Untuk saya pribadi, melakukan gerakan yang tertuju pada kelas menengah adalah hal yang cukup strategis mengingat kelas menengah memiliki sumber daya dan pilihan. Secara statistik, kelas menengah punya potensi untuk melakukan perubahan kecil dalam jumlah besar.
Ada begitu banyak masalah yang nggak bisa diselesaikan sendirian, tapi menunggu sampai semua orang mau bergerak bersama-sama juga nggak menyelesaikan masalah. Walau post-postnya BBBBC sering terdengar sebagai sesuatu yang #KelasMenengahNgehe, tapi untuk saat ini saya pikir nggak apa-apa kok BBBBC bercita-cita mengajak lebih banyak ibu-ibu kelas menengah untuk membaca agar kelak menularkan hobi ini kepada keluarga, anak-anaknya dan lebih luas lagi.
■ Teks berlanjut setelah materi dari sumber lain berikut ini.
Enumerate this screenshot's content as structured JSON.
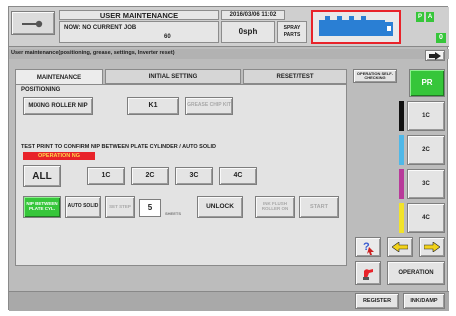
{
  "header": {
    "title": "USER MAINTENANCE",
    "datetime": "2016/03/06 11:02",
    "job_label": "NOW: NO CURRENT JOB",
    "job_number": "60",
    "speed": "0sph",
    "spray_label": "SPRAY PARTS",
    "indicator_p": "P",
    "indicator_a": "A",
    "counter": "0"
  },
  "breadcrumb": "User maintenance(positioning, grease, settings, Inverter reset)",
  "tabs": [
    {
      "label": "MAINTENANCE"
    },
    {
      "label": "INITIAL SETTING"
    },
    {
      "label": "RESET/TEST"
    }
  ],
  "positioning": {
    "title": "POSITIONING",
    "mixing_roller_nip": "MIXING ROLLER NIP",
    "k1": "K1",
    "grease_label": "GREASE CHIP KIT"
  },
  "test_print": {
    "heading": "TEST PRINT TO CONFIRM NIP BETWEEN PLATE CYLINDER / AUTO SOLID",
    "status": "OPERATION NG",
    "all": "ALL",
    "units": [
      "1C",
      "2C",
      "3C",
      "4C"
    ]
  },
  "bottom_controls": {
    "nip_btn": "NIP BETWEEN PLATE CYL.",
    "auto_solid": "AUTO SOLID",
    "set_disabled": "SET STEP",
    "count_value": "5",
    "count_unit": "SHEETS",
    "unlock": "UNLOCK",
    "roller_on": "INK FLUSH ROLLER ON",
    "start": "START"
  },
  "sidebar": {
    "operation_label": "OPERATION SELF-CHECKING",
    "pr": "PR",
    "units": [
      "1C",
      "2C",
      "3C",
      "4C"
    ],
    "unit_colors": [
      "#111111",
      "#4fb8e8",
      "#b83a9a",
      "#f2e32a"
    ],
    "help_icon": "question-icon",
    "back_icon": "arrow-left-icon",
    "forward_icon": "arrow-right-icon",
    "operation": "OPERATION",
    "register": "REGISTER",
    "inkdamp": "INK/DAMP"
  }
}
Menengah tapi jangan meneng, ae~
2 Comments
Bener banget, dulu jaman kecil harga buku lebih mahal dari skrg dan dominan buku bagus ada di gramedia dan gunung agung. Mau beli komik aja gak diksh hiks tapi stlh punya anak berasa knp ortu dulu kaya gitu. Meski skrg akses informasi tinggal gugel tapi kalau baca buku lebih seneng bentuk fisik even ya e book nya juga sebetulnya ok :D
kalau melihat antusias ibu-ibu untuk beli buku di bbw setiap tahun saya percaya kalau ibu-ibu sebenernya pengen anaknya jd rajin membaca setidaknya membuat anak mengenal bila ada media lain selain gadget mereka, namun pe-er banget buat ibu-ibu untuk sering membersamai anak dengan bukunya krn ibu juga punya semacam kebiasaan jelek kl anak pegang buku ibu bisa maen hp. xixixi. akhirnya lama-lama anak jadi kurang tertarik dg buku krn gak ada pendampingan yang menyenangkan.